For his PNAS Inaugural Article (1), Jaenisch's group performed a similar experiment in mice by using embryonal carcinoma cells, a type of cancer cell derived from embryonic tumors. He and his colleagues inserted the carcinoma cells into eggs and then collected the resulting stem cells once the eggs divided. In contrast to the group's previous findings using melanoma cells, however, Jaenisch's team discovered that the stem cells were unable to differentiate into assorted cell types when they were injected into healthy mouse blastocysts; instead, they could only divide to make additional embryonic carcinoma cells. These findings suggest that the developmental restrictions of these embryonal carcinoma cells, in contrast to the tested somatic melanoma, are attributable to genetic alterations. Although the tested somatic cancers have the potential to be reversible, embryonal cancers do not. Thus, embryonal carcinoma cells are at one end of the spectrum, whereas most cancers have genetic as well as epigenetic alterations, and the combination of both determines the malignant phenotype.

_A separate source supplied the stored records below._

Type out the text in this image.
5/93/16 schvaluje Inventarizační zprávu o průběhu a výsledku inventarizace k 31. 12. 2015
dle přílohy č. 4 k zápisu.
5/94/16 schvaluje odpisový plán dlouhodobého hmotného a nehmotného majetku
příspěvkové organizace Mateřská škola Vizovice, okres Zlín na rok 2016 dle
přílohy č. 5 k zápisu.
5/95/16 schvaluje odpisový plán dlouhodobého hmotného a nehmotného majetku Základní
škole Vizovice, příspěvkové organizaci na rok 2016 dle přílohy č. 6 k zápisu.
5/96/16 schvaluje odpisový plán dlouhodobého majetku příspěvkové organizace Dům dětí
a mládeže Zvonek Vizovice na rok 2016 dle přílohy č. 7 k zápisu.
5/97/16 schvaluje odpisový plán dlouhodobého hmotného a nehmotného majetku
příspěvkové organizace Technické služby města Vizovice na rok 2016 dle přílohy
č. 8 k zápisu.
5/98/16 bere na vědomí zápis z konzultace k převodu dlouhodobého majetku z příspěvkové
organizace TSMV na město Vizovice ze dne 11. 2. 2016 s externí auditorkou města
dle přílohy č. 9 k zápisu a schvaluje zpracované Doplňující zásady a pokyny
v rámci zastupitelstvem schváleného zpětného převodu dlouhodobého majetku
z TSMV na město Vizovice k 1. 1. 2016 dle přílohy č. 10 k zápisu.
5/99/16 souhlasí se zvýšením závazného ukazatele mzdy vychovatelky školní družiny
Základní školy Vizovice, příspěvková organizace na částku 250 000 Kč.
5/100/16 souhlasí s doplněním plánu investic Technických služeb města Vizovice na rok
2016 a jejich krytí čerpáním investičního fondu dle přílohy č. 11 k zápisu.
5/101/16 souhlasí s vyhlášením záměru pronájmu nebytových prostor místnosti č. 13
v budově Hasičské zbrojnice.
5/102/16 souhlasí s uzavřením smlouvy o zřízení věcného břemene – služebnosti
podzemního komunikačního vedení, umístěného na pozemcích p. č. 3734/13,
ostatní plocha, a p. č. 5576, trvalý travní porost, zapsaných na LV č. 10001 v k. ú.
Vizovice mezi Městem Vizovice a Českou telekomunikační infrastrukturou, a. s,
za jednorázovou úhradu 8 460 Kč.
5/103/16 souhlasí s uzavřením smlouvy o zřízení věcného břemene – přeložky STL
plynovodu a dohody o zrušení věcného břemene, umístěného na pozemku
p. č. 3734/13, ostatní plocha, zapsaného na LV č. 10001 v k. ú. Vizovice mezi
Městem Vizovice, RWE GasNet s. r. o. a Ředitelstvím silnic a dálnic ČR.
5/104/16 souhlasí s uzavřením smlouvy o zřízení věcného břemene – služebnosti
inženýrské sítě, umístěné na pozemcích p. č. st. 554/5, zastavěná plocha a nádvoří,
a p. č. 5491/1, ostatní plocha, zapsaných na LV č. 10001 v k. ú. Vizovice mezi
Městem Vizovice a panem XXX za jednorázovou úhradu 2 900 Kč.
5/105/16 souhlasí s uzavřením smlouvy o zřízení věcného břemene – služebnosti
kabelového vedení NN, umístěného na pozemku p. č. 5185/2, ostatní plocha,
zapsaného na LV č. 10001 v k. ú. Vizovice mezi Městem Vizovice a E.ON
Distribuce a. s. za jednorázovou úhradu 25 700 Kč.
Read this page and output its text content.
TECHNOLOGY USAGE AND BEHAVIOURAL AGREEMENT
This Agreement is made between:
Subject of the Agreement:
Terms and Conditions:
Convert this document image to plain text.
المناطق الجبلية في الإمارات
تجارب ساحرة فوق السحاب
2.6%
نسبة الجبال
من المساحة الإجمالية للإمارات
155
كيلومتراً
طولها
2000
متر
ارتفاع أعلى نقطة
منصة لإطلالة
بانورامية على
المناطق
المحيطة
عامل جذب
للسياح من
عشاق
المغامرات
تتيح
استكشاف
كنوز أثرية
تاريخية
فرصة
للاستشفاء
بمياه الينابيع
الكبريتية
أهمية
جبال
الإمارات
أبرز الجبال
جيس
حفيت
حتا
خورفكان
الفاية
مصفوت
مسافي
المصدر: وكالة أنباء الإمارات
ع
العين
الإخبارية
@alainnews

In addition to his current focus on cancer, Jaenisch plans to continue studying other issues, including factors involved in brain function and the genomic reprogramming necessary for therapeutic cloning. His team especially is interested in determining what factors make cloning inefficient and in improving the technique's effectiveness. Like the majority of his career, each of these efforts concentrates on understanding epigenetics. “[Epigenetics] is a mechanism which has only recently become interesting to people,” Jaenisch muses, “but I have been interested in it for 20 years. It's an important part in the big picture of gene control.”

This is a Biography of a recently elected member of the National Academy of Sciences to accompany the member's Inaugural Article on page 13985.